Field Deployment
Lead: Jeremy Sment, SNL jsment@sandia.gov
Co-Lead: Alex Zolan, NREL Alexander.Zolan@nrel.gov
Field deployment costs are greatly affected by the location and the supply chain. Cost reductions can come from learning rates, heliostat design features that facilitate ease of installation, and process improvements. Learning rates are optimal when there is steady policy, cost pressure, and when multiple deployments happen within a single institution. Historically, time gaps between deployments have caused suppliers and technology developers to lose institutional knowledge.
The field deployment subtask may be able to help by improving the barriers to successful project deployment. There is a gap in understanding of overall costs for small modular systems since commercial deployments have historically been reduced LCOE by maximizing the capacity of a single receiver and power block. Stabilizing the supply chain may be aided by reducing investor risk by optimizing systems in the $200-300 million range, reducing utility risk by improvements in power performance predictions, and increasing the variety of types of projects that CSP is eligible for by developing modular systems of approximately 10 MW. There is a gap in understanding of barriers to site selection. Permitting risk can be mitigated by eliminating wildlife impacts and identifying environmental benefits, and by engaging early with communities and allowing shared leadership on deployment matters such as site selection and jobs, preserving institutional knowledge on deployment/manufacturing/assembly processes.

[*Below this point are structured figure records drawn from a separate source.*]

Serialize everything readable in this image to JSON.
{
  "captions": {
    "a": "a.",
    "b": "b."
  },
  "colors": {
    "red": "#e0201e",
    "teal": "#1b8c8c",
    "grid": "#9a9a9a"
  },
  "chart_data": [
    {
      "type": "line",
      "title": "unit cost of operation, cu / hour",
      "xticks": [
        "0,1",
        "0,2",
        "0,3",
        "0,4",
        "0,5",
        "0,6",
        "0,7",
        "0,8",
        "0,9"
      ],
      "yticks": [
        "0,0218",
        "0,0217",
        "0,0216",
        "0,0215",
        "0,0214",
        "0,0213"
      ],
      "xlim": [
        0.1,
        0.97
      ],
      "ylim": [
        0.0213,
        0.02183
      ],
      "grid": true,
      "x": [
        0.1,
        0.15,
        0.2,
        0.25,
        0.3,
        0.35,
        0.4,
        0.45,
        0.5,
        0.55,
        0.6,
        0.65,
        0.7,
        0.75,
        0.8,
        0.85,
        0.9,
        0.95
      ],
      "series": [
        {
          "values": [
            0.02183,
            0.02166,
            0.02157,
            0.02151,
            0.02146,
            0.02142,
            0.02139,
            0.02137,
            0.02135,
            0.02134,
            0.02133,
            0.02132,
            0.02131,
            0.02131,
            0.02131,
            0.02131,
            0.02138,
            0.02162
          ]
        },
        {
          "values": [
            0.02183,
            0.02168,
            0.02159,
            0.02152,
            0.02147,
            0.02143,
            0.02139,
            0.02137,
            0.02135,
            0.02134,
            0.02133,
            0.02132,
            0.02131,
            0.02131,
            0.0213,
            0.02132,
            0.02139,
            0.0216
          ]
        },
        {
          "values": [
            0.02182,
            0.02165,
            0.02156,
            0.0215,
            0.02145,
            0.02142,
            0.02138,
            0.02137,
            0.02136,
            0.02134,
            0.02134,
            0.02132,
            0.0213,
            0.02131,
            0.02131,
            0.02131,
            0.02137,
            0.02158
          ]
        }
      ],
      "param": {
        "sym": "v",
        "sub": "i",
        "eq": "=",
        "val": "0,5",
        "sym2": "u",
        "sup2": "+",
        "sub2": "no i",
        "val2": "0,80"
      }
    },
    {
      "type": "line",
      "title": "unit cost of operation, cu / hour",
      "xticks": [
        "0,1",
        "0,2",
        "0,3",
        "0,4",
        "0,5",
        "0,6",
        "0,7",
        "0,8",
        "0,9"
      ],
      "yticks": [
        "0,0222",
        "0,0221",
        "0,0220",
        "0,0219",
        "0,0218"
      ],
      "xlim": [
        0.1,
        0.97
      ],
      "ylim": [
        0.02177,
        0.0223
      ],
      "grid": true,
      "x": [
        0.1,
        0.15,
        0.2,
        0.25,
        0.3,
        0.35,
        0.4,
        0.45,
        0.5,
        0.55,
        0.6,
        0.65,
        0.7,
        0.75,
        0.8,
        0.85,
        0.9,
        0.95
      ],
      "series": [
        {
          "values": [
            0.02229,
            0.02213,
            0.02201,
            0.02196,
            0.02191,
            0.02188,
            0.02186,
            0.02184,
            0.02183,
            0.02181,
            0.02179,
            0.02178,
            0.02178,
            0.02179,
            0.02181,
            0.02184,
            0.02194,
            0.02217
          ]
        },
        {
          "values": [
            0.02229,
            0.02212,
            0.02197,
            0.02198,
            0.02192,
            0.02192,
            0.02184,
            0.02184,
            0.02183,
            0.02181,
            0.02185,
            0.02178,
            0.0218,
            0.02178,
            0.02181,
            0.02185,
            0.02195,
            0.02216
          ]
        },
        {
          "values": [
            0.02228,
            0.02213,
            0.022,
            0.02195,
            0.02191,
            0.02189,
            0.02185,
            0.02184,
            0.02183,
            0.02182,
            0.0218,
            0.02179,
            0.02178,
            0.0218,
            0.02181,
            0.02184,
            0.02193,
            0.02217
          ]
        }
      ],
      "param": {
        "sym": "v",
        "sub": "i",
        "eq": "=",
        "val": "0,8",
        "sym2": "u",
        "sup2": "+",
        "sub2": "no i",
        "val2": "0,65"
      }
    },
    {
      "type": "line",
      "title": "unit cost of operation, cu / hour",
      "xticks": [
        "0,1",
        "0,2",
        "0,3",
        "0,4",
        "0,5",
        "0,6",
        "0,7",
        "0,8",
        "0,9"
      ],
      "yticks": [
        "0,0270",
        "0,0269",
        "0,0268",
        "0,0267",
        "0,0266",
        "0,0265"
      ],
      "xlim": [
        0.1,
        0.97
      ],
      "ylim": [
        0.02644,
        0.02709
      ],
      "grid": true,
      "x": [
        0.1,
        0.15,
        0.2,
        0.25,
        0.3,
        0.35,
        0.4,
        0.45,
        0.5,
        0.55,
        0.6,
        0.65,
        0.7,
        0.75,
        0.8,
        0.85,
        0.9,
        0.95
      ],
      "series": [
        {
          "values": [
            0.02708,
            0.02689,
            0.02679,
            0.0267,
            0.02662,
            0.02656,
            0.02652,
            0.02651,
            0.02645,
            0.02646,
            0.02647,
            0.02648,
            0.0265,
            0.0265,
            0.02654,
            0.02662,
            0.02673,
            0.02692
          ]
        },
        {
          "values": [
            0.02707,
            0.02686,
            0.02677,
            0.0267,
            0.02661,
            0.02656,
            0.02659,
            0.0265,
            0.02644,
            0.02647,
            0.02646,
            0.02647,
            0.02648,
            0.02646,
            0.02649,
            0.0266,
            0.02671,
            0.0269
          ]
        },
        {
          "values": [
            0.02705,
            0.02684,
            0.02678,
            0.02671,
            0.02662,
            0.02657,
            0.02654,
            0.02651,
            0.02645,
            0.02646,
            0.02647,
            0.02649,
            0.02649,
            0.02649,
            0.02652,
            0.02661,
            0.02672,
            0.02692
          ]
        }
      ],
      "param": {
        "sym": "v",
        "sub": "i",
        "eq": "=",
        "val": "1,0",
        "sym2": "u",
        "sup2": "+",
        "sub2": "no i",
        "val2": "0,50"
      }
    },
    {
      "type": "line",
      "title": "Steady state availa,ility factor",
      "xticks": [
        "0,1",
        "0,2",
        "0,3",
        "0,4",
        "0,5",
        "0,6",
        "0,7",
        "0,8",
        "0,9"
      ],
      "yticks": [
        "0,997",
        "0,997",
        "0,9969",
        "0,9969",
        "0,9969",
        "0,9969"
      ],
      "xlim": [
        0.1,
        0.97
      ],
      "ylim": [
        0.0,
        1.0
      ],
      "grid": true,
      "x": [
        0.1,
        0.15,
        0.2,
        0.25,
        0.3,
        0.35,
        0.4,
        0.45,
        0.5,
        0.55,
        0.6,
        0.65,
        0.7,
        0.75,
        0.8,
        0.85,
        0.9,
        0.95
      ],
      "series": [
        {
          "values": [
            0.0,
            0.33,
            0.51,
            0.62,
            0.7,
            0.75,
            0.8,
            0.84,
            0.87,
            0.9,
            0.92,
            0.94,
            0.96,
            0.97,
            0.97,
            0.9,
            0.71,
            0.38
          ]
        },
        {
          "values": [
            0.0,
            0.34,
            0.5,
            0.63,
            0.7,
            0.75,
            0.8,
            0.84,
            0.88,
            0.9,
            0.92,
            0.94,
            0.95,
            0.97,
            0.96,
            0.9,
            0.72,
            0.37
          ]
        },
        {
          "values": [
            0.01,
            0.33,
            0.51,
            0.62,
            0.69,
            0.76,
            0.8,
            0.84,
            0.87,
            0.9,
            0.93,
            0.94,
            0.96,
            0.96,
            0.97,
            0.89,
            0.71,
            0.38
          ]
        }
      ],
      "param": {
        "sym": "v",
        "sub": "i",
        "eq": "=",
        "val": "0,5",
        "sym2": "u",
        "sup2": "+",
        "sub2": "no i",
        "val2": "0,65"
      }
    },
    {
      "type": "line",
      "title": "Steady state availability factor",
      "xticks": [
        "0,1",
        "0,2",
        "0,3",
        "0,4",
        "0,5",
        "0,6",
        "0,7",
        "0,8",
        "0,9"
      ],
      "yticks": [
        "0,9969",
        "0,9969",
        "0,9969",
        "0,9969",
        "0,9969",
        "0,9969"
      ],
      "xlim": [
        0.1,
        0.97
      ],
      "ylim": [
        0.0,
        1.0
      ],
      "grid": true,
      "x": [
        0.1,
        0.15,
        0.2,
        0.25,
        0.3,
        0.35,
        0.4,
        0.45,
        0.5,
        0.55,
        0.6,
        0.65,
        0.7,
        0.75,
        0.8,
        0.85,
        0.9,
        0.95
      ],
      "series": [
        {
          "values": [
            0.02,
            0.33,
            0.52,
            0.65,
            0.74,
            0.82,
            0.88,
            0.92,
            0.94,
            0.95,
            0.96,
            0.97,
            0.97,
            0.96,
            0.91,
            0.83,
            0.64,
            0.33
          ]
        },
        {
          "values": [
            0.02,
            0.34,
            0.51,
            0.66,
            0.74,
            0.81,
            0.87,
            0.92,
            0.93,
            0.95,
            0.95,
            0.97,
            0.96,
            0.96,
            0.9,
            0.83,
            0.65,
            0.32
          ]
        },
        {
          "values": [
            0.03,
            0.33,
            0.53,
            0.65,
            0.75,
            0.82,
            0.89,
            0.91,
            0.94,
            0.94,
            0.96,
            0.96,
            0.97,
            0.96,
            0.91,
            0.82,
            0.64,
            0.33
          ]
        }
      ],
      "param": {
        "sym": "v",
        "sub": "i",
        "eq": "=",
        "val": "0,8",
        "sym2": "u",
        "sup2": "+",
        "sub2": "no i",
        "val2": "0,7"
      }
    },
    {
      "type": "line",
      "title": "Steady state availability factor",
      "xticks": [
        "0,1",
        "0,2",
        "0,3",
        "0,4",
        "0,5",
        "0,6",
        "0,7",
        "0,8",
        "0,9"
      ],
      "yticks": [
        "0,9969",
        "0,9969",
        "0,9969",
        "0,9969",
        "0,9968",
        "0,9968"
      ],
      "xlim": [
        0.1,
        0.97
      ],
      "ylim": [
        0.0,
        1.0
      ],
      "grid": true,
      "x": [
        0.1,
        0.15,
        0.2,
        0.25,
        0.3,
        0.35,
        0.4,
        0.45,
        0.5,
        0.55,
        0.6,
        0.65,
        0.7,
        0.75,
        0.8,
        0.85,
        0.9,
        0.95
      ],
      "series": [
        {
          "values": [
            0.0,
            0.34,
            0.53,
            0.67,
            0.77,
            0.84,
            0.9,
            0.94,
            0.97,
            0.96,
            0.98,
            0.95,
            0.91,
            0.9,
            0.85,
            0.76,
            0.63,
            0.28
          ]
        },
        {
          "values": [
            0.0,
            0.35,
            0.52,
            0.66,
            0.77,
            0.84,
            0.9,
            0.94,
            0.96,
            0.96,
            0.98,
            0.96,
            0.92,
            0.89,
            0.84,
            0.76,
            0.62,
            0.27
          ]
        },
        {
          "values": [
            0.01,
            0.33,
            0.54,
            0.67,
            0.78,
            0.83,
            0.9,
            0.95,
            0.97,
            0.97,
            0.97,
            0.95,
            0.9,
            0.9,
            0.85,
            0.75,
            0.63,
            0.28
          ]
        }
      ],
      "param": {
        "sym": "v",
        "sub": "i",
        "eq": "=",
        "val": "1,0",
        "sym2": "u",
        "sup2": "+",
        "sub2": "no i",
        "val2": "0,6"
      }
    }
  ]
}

Solar layouts are typically optimized for a few times of the year. There is a gap in understanding of multiple or unbounded design points. Flexible field layout algorithms that are sized to operate in a larger variety of solar conditions and therefore deployable in more regions can be developed. Heliostat design for ease of deployment cannot reduce optical quality. Wireless communications and PV power with batteries on each heliostat has been shown to have great benefits in reducing trenching/wiring costs as well as enabling smart calibration features. There is a gap in understanding of the potential reductions in pedestal mass due to inner field wind load reductions. There is also a gap in understanding of wind loads on the inner field and whether full field forced stow during wind events is necessary. There is a potential to use load sensors instead of anemometers to determine stow. Cost reductions related to deployment processes may be possible. There is a gap in the knowledge of how much field deployment processes cost within the full plant or collector budget. It may be less costly and less impactful to the habitat to leave the field in its natural state to the greatest extent possible. Manual cleaning may be less costly than mechanized washing. There is a gap in understanding of how natural vegetation may reduce soiling an erosion within a field. Windload is identified as a cross-cut separate sub-topic under the field deployment and further elaborated here.
Wind load
Lead: Shashank Yellapantula, NREL Shashank.Yellapantula@nrel.gov
Co-Lead: Matthew Emes, ASTRI Matthew.Emes@adelaide.edu.au
Wind loads are a major driver of heliostat cost through the sizing of structural components, tracking accuracy and optical performance of the heliostat field. With respect to the heliostat technology, detailed understanding of the static and dynamic loads of a heliostat design is crucial to reduce conservative manufacturing tolerances and material cost, whilst increasing field efficiency and reliability to reduce risk of component failures due to high-wind events. The development of standardized methods and tools are needed to better estimate wind-dependent heliostat costs and thus reduce risk and conservative heliostat designs.
Gaps in wind load such as site characterization for wind measurements, critical load cases for heliostat design, turbulence impacts on heliostat tracking error, testing of heliostat array configurations, and heliostat field layout and operating strategies, present a significant barrier for new developers and investors with respect to reliability of heliostat designs and confidence in heliostat field performance. The gaps on wind load can only be addressed through complementary wind tunnel and field-based measurements and modelling in collaboration with industry and research groups.